Devina McCall, Marcella Frostrup, Lisa Snowden and Patsy Kensit support the campaign to improve medical education about menopause treatment options.
Image: picture alliance / SOLO Syndication
Medicine also neglects the female body: in England, menopausal women have discovered themselves to be a discriminated minority and are fighting for education and resources. A guest post.

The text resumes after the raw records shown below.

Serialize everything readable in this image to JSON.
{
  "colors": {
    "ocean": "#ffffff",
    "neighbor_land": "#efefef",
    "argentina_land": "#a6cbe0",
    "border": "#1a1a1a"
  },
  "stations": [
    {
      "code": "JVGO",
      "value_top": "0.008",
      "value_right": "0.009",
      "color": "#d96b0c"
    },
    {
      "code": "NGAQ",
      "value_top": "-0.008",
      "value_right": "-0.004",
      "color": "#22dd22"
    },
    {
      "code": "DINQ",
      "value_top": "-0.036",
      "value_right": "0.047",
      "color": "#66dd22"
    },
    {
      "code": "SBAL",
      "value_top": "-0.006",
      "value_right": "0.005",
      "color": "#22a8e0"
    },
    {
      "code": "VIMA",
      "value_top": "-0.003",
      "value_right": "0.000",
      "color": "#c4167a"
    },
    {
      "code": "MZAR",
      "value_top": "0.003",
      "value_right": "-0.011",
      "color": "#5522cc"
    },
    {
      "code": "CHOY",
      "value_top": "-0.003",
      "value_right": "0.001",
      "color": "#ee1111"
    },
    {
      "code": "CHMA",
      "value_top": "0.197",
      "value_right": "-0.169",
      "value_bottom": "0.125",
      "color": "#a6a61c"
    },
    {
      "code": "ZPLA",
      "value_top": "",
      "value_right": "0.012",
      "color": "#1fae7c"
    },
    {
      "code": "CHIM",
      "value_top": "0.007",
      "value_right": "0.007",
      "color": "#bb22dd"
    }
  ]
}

AAt first glance it seems absurd and not at all suited to the British. After all, the Anglo-Saxon area is considered to be Protestant-Puritan, prudish and much more inhibited when it comes to the physical than old Europe. If a woman is examined by a doctor, he will carefully place a blanket over your abdomen so that you “do not have to see yourself”. This bashfulness may at first seem at odds with the vociferous debate currently raging in Britain about menopause and all its detailed symptoms. Radio, TV, Twitter anyway have discovered a new favorite topic. Under witty titles such as “Still Hot!” or “Quilt on Fire: The Messy Magic of Midlife”, new non-fiction books are constantly appearing on the subject that until a few years ago was either hushed up or euphemistically played down as “the change”.
The fact that this former taboo is now being broken so untypically boldly and that the openness of the debate far surpasses that in the normally more progressive German region can probably only be explained by the influence of the MeToo movement. Menopausal women have suddenly discovered themselves as a discriminated minority, as a doubly disadvantaged intersection of two groups of victims – women and the elderly. It’s as if MeToo had to teach them the confidence and entitlement needed to make themselves heard these days. As the recent history of social power struggles from the LGBTQ+ movement to Black Lives Matter to MeToo shows, this is best achieved as a victim.